Lyme disease is a severe condition where that disease can affect multiple areas of the body with symptoms appearing as early as 1 to 2 weeks after being bitten. After being bitten, a telltale sign begins with a red rash or a bulls-eye red ring not necessarily exclusive to the surrounding area of the bite.

Since Lyme infections can vary, and Lyme can manifest over 100 different symptoms with no two people being the same, many physicians do not even consider Lyme disease as the problem.

Even when testing is performed, standard testing misses over 90% of chronic Lyme disease cases. The reason for this is that the conventional methods of testing are designed to test for acute Lyme disease and not chronic Lyme disease.
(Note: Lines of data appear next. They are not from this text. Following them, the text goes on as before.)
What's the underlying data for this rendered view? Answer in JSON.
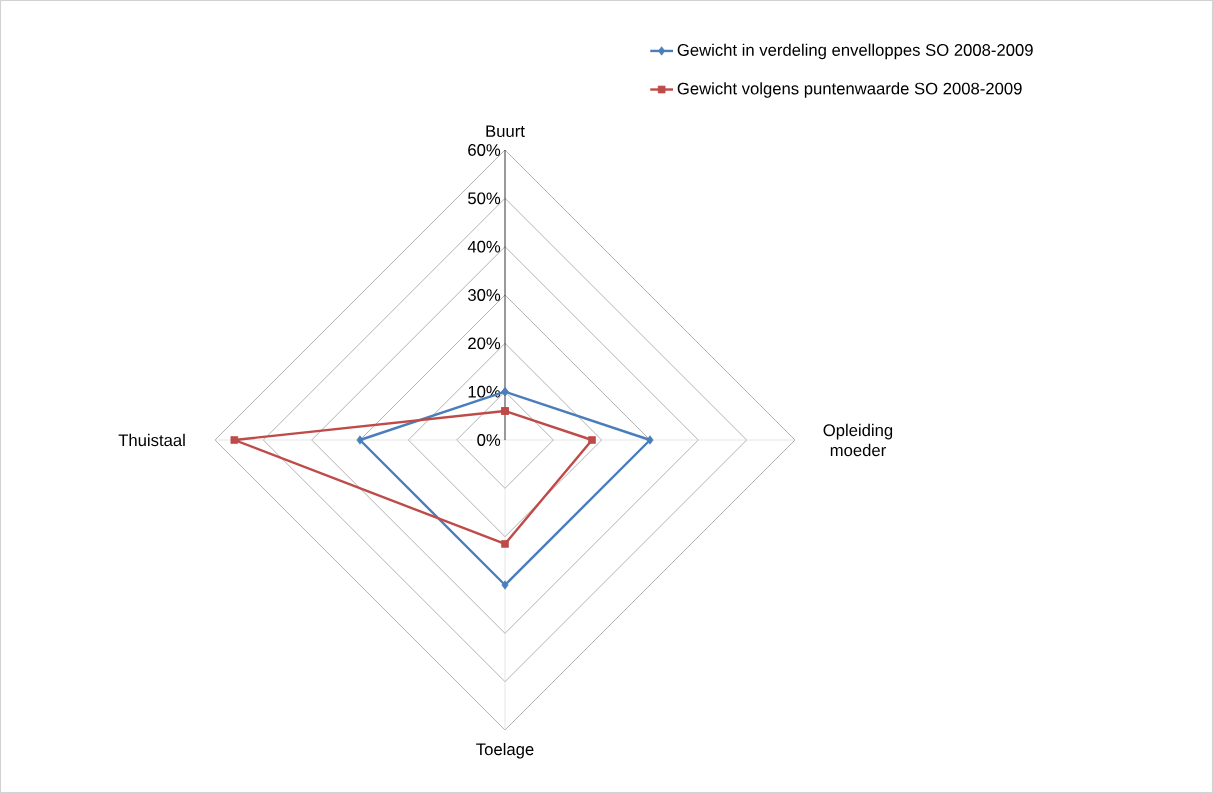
{
  "chart_data": {
    "type": "radar",
    "categories": [
      "Buurt",
      "Opleiding moeder",
      "Toelage",
      "Thuistaal"
    ],
    "series": [
      {
        "name": "Gewicht in verdeling envelloppes SO 2008-2009",
        "color": "#4a7ebb",
        "marker": "diamond",
        "values": [
          10,
          30,
          30,
          30
        ]
      },
      {
        "name": "Gewicht volgens puntenwaarde SO 2008-2009",
        "color": "#be4b48",
        "marker": "square",
        "values": [
          6,
          18,
          21.5,
          56
        ]
      }
    ],
    "ylim": [
      0,
      60
    ],
    "yticks": [
      {
        "value": 0,
        "label": "0%"
      },
      {
        "value": 10,
        "label": "10%"
      },
      {
        "value": 20,
        "label": "20%"
      },
      {
        "value": 30,
        "label": "30%"
      },
      {
        "value": 40,
        "label": "40%"
      },
      {
        "value": 50,
        "label": "50%"
      },
      {
        "value": 60,
        "label": "60%"
      }
    ],
    "legend": "top right",
    "grid": true
  }
}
How is Lyme Disease Diagnosed?

Lyme disease is most often diagnosed and confirmed through blood tests or testing of the cerebrospinal fluid. During a blood test, blood is usually drawn from a vein in the arm and tested for the antibodies a person’s body produces in response to the invading Borrelia burgdorferi.
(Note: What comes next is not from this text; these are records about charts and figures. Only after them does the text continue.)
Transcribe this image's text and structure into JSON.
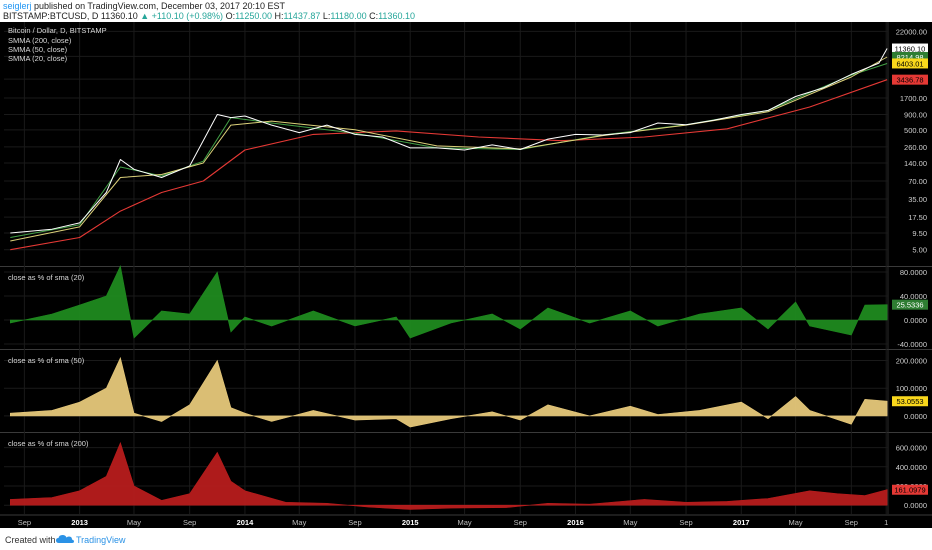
{
  "header": {
    "user": "seiglerj",
    "published": "published on TradingView.com, December 03, 2017 20:10 EST",
    "symbol": "BITSTAMP:BTCUSD, D",
    "price": "11360.10",
    "change": "▲ +110.10 (+0.98%)",
    "o_label": "O:",
    "o_val": "11250.00",
    "h_label": "H:",
    "h_val": "11437.87",
    "l_label": "L:",
    "l_val": "11180.00",
    "c_label": "C:",
    "c_val": "11360.10"
  },
  "footer": {
    "created_with": "Created with",
    "brand": "TradingView"
  },
  "colors": {
    "background": "#000000",
    "price": "#ffffff",
    "smma200": "#e53935",
    "smma50": "#dcd17a",
    "smma20": "#43a047",
    "osc20": "#1f8a1f",
    "osc50": "#e6c87a",
    "osc200": "#b71c1c",
    "badge_price": "#ffffff",
    "badge_50": "#2e7d32",
    "badge_20": "#f9d71c",
    "badge_200": "#e53935"
  },
  "chart_data": [
    {
      "type": "line",
      "title": "Bitcoin / Dollar, D, BITSTAMP",
      "y_scale": "log",
      "series": [
        {
          "name": "BTCUSD close",
          "x": [
            "2012-08",
            "2012-11",
            "2013-01",
            "2013-03",
            "2013-04",
            "2013-05",
            "2013-07",
            "2013-09",
            "2013-11",
            "2013-12",
            "2014-01",
            "2014-03",
            "2014-05",
            "2014-07",
            "2014-09",
            "2014-11",
            "2015-01",
            "2015-03",
            "2015-05",
            "2015-07",
            "2015-09",
            "2015-11",
            "2016-01",
            "2016-03",
            "2016-05",
            "2016-07",
            "2016-09",
            "2016-11",
            "2017-01",
            "2017-03",
            "2017-05",
            "2017-07",
            "2017-09",
            "2017-11",
            "2017-12-03"
          ],
          "values": [
            9.5,
            11,
            14,
            45,
            160,
            110,
            80,
            125,
            900,
            800,
            850,
            600,
            450,
            600,
            420,
            380,
            250,
            250,
            230,
            280,
            235,
            350,
            420,
            410,
            450,
            650,
            610,
            720,
            900,
            1050,
            1800,
            2500,
            4200,
            6500,
            11360
          ]
        },
        {
          "name": "SMMA (200, close)",
          "x": [
            "2012-08",
            "2013-01",
            "2013-04",
            "2013-07",
            "2013-10",
            "2014-01",
            "2014-06",
            "2014-12",
            "2015-06",
            "2015-12",
            "2016-06",
            "2016-12",
            "2017-06",
            "2017-12-03"
          ],
          "values": [
            5,
            8,
            22,
            45,
            70,
            230,
            420,
            480,
            380,
            330,
            380,
            520,
            1200,
            3436.78
          ]
        },
        {
          "name": "SMMA (50, close)",
          "x": [
            "2012-08",
            "2013-01",
            "2013-04",
            "2013-07",
            "2013-10",
            "2013-12",
            "2014-03",
            "2014-09",
            "2015-03",
            "2015-09",
            "2016-03",
            "2016-09",
            "2017-03",
            "2017-09",
            "2017-12-03"
          ],
          "values": [
            7,
            12,
            80,
            90,
            140,
            600,
            700,
            500,
            270,
            240,
            400,
            600,
            1000,
            3800,
            8214.98
          ]
        },
        {
          "name": "SMMA (20, close)",
          "x": [
            "2012-08",
            "2013-01",
            "2013-04",
            "2013-07",
            "2013-10",
            "2013-12",
            "2014-03",
            "2014-09",
            "2015-03",
            "2015-09",
            "2016-03",
            "2016-09",
            "2017-03",
            "2017-09",
            "2017-12-03"
          ],
          "values": [
            8,
            13,
            120,
            85,
            150,
            800,
            650,
            440,
            250,
            235,
            410,
            610,
            1050,
            4100,
            6403.01
          ]
        }
      ],
      "y_ticks": [
        "22000.00",
        "8400.00",
        "3500.00",
        "1700.00",
        "900.00",
        "500.00",
        "260.00",
        "140.00",
        "70.00",
        "35.00",
        "17.50",
        "9.50",
        "5.00"
      ],
      "last_values": {
        "price": "11360.10",
        "smma50": "8214.98",
        "smma20": "6403.01",
        "smma200": "3436.78"
      },
      "legend": [
        "SMMA (200, close)",
        "SMMA (50, close)",
        "SMMA (20, close)"
      ],
      "legend_placement": "top-left"
    },
    {
      "type": "area",
      "title": "close as % of sma (20)",
      "ylim": [
        -40,
        80
      ],
      "y_ticks": [
        "80.0000",
        "40.0000",
        "0.0000",
        "-40.0000"
      ],
      "last_value": "25.5336",
      "x": [
        "2012-08",
        "2012-11",
        "2013-01",
        "2013-03",
        "2013-04",
        "2013-05",
        "2013-07",
        "2013-09",
        "2013-11",
        "2013-12",
        "2014-01",
        "2014-03",
        "2014-06",
        "2014-09",
        "2014-12",
        "2015-01",
        "2015-04",
        "2015-07",
        "2015-09",
        "2015-11",
        "2016-02",
        "2016-05",
        "2016-07",
        "2016-10",
        "2017-01",
        "2017-03",
        "2017-05",
        "2017-06",
        "2017-09",
        "2017-10",
        "2017-12-03"
      ],
      "values": [
        -5,
        10,
        25,
        40,
        90,
        -30,
        15,
        10,
        80,
        -20,
        5,
        -10,
        15,
        -10,
        5,
        -30,
        -5,
        10,
        -15,
        20,
        -5,
        15,
        -10,
        10,
        20,
        -15,
        30,
        -10,
        -25,
        25,
        25.5336
      ]
    },
    {
      "type": "area",
      "title": "close as % of sma (50)",
      "ylim": [
        -40,
        220
      ],
      "y_ticks": [
        "200.0000",
        "100.0000",
        "0.0000"
      ],
      "last_value": "53.0553",
      "x": [
        "2012-08",
        "2012-11",
        "2013-01",
        "2013-03",
        "2013-04",
        "2013-05",
        "2013-07",
        "2013-09",
        "2013-11",
        "2013-12",
        "2014-01",
        "2014-03",
        "2014-06",
        "2014-09",
        "2014-12",
        "2015-01",
        "2015-04",
        "2015-07",
        "2015-09",
        "2015-11",
        "2016-02",
        "2016-05",
        "2016-07",
        "2016-10",
        "2017-01",
        "2017-03",
        "2017-05",
        "2017-06",
        "2017-09",
        "2017-10",
        "2017-12-03"
      ],
      "values": [
        10,
        20,
        50,
        100,
        210,
        10,
        -20,
        40,
        200,
        30,
        10,
        -20,
        20,
        -15,
        -10,
        -40,
        -10,
        15,
        -15,
        40,
        0,
        35,
        5,
        20,
        50,
        -10,
        70,
        20,
        -30,
        60,
        53.0553
      ]
    },
    {
      "type": "area",
      "title": "close as % of sma (200)",
      "ylim": [
        -50,
        700
      ],
      "y_ticks": [
        "600.0000",
        "400.0000",
        "200.0000",
        "0.0000"
      ],
      "last_value": "161.0979",
      "x": [
        "2012-08",
        "2012-11",
        "2013-01",
        "2013-03",
        "2013-04",
        "2013-05",
        "2013-07",
        "2013-09",
        "2013-11",
        "2013-12",
        "2014-01",
        "2014-04",
        "2014-07",
        "2014-10",
        "2015-01",
        "2015-04",
        "2015-08",
        "2015-11",
        "2016-02",
        "2016-06",
        "2016-09",
        "2016-12",
        "2017-03",
        "2017-06",
        "2017-08",
        "2017-10",
        "2017-12-03"
      ],
      "values": [
        60,
        80,
        150,
        300,
        650,
        200,
        50,
        120,
        550,
        250,
        150,
        30,
        20,
        -20,
        -45,
        -30,
        -25,
        20,
        10,
        60,
        30,
        40,
        70,
        150,
        120,
        100,
        161.0979
      ]
    }
  ],
  "x_axis_labels": [
    "Sep",
    "2013",
    "May",
    "Sep",
    "2014",
    "May",
    "Sep",
    "2015",
    "May",
    "Sep",
    "2016",
    "May",
    "Sep",
    "2017",
    "May",
    "Sep",
    "1"
  ]
}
Patients experiencing neurological symptoms may be recommended a spinal tap to test the cerebrospinal fluid. In a spinal tap, fluid is drawn through a lumbar puncture between two vertebrae in the lower spine.
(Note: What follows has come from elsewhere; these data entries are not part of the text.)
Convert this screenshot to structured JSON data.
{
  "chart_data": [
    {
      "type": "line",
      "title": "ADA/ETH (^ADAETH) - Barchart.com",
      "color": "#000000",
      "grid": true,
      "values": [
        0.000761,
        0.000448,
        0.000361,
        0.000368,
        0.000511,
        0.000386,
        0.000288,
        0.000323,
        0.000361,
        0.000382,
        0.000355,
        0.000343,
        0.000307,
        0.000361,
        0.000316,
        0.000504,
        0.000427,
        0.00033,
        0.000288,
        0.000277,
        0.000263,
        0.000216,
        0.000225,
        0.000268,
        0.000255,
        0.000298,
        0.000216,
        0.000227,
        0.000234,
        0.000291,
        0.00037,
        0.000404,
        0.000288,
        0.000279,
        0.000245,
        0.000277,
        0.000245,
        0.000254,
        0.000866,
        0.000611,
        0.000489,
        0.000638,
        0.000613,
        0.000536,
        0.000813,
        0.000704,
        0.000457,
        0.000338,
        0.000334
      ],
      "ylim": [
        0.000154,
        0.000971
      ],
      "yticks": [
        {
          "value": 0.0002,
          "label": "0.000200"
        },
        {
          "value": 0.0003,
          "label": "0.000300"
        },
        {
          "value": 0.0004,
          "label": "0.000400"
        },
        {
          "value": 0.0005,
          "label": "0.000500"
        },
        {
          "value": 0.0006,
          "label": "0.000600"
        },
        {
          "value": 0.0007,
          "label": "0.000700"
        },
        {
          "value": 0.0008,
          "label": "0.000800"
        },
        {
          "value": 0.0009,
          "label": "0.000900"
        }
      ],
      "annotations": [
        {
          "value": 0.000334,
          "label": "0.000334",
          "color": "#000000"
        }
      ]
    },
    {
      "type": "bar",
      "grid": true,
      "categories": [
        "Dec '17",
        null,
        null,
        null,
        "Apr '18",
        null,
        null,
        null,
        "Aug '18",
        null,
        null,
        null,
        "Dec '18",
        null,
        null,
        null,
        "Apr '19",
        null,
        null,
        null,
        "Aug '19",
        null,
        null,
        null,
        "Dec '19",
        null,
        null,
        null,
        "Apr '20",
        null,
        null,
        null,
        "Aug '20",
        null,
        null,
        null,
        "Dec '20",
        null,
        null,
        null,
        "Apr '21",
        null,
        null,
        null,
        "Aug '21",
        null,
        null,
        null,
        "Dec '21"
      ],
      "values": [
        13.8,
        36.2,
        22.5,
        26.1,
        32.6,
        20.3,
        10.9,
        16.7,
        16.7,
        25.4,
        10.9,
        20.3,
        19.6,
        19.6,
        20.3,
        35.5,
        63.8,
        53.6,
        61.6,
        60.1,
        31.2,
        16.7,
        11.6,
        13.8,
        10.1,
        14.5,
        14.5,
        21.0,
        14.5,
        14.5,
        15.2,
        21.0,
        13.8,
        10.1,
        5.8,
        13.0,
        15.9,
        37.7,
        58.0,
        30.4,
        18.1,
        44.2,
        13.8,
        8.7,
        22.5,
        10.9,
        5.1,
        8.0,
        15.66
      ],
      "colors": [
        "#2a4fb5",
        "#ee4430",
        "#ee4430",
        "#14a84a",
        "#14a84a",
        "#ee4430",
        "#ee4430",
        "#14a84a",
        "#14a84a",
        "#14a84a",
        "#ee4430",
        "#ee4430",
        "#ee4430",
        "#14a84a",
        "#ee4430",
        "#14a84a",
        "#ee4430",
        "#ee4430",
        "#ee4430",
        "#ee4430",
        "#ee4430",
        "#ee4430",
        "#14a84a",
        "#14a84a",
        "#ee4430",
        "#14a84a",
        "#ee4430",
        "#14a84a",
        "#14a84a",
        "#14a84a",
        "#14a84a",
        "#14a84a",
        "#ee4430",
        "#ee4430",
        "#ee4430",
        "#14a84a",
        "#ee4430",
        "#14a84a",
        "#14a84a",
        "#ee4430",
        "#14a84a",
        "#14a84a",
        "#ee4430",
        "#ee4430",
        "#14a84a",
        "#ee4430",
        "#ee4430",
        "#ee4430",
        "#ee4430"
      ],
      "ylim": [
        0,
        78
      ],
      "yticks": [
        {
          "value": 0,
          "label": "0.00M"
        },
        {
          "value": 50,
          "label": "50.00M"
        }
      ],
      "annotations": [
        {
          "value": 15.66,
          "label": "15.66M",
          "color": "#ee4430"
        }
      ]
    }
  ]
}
These tests reveal if there are antibodies in the blood or cerebrospinal fluid. They do not check for Borrelia burgdorferi. Although this could mean Lyme disease, it can also be a sign of other autoimmune diseases such as lupus or rheumatoid arthritis.

A positive result on these tests paired with Lyme disease symptoms or the acknowledgment of a tick bite are often keys to a successful diagnosis. Patients who have previously undergone antibiotic treatment for Lyme disease, yet are still experiencing symptoms, are also considered a positive diagnosis, more specifically a condition called post-treatment Lyme disease.